Failure 1: Adversarial Prompt Tampering
Adversaries could tamper with AI prompts by embedding adversarial content that causes AI to misclassify. For example, shell companies could include specific linguistic patterns, formatting quirks, or metadata signatures that the agent learns to associate with 'legitimate' transactions during training. If agents autonomously investigate and clear transactions, bad actors could inject prompts in shipping documents or customs forms that cause agents to misinterpret their instructions. This matters because it creates an adversarial arms race where adversaries constantly look for weaknesses in the AI. Some ways to mitigate this are to constantly red-team agents with synthetic evasion attempts before they're deployed; if an agent encounters document patterns outside their training distribution confidence intervals, require mandatory human review.

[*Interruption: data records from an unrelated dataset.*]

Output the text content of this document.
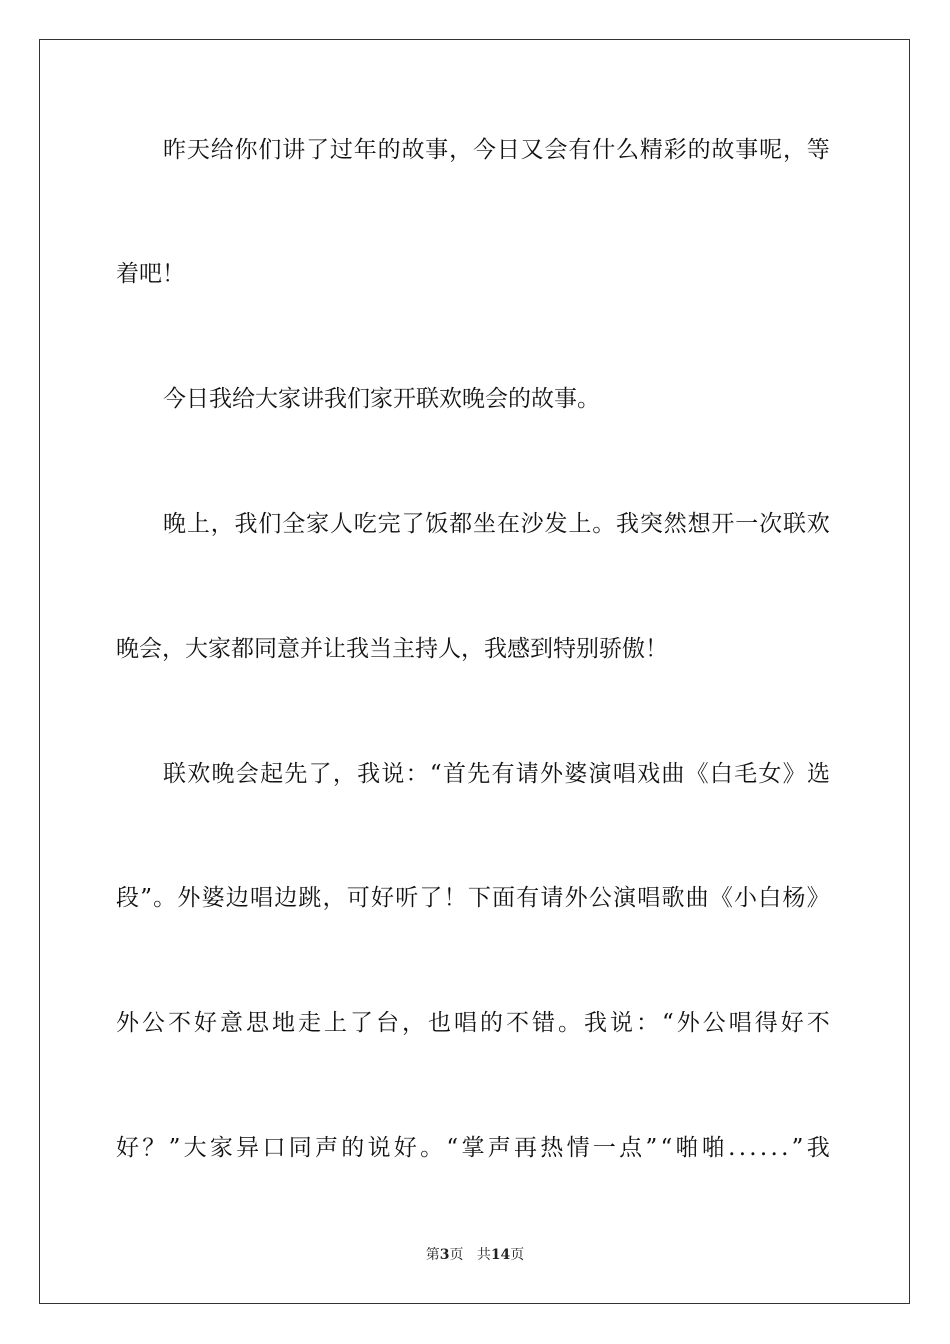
昨 天 给 你 们 讲 了 过 年 的 故 事 ， 今 日 又 会 有 什 么 精 彩 的 故 事 呢 ， 等
着吧！
今日我给大家讲我们家开联欢晚会的故事。
晚 上 ， 我 们 全 家 人 吃 完 了 饭 都 坐 在 沙 发 上 。 我 突 然 想 开 一 次 联 欢
晚会，大家都同意并让我当主持人，我感到特别骄傲！
联 欢 晚 会 起 先 了 ， 我 说 ： “ 首 先 有 请 外 婆 演 唱 戏 曲 《 白 毛 女 》 选
段 ” 。 外 婆 边 唱 边 跳 ， 可 好 听 了 ！ 下 面 有 请 外 公 演 唱 歌 曲 《 小 白 杨 》
外 公 不 好 意 思 地 走 上 了 台 ， 也 唱 的 不 错 。 我 说 ： “ 外 公 唱 得 好 不
好 ？ ” 大 家 异 口 同 声 的 说 好 。 “ 掌 声 再 热 情 一 点 ” “ 啪 啪 . . . . . . ” 我
第3页 共14页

Failure 2: Diffused Accountability
If BIS becomes structurally dependent on AI and doesn't have human expertise to validate agent outputs and doesn't have technical capacity to step in for the AI, BIS will lose its ability to audit agent performance or recognize systematic failures. When AI agents make mistakes, it becomes unclear who is accountable – BIS or the AI developer. If an agent autonomously clears a transaction that later proves to be a major violation (like the TSMC-Huawei case), who is responsible? This matters: if BIS can't evaluate whether agents are correctly identifying violations, then it risks institutionalising unverified automation. Some ways to mitigate this would be to have AI produce human-readable audit trails showing reasoning chains for every decision or have humans approve any transaction >$10M or involving entities on watchlists.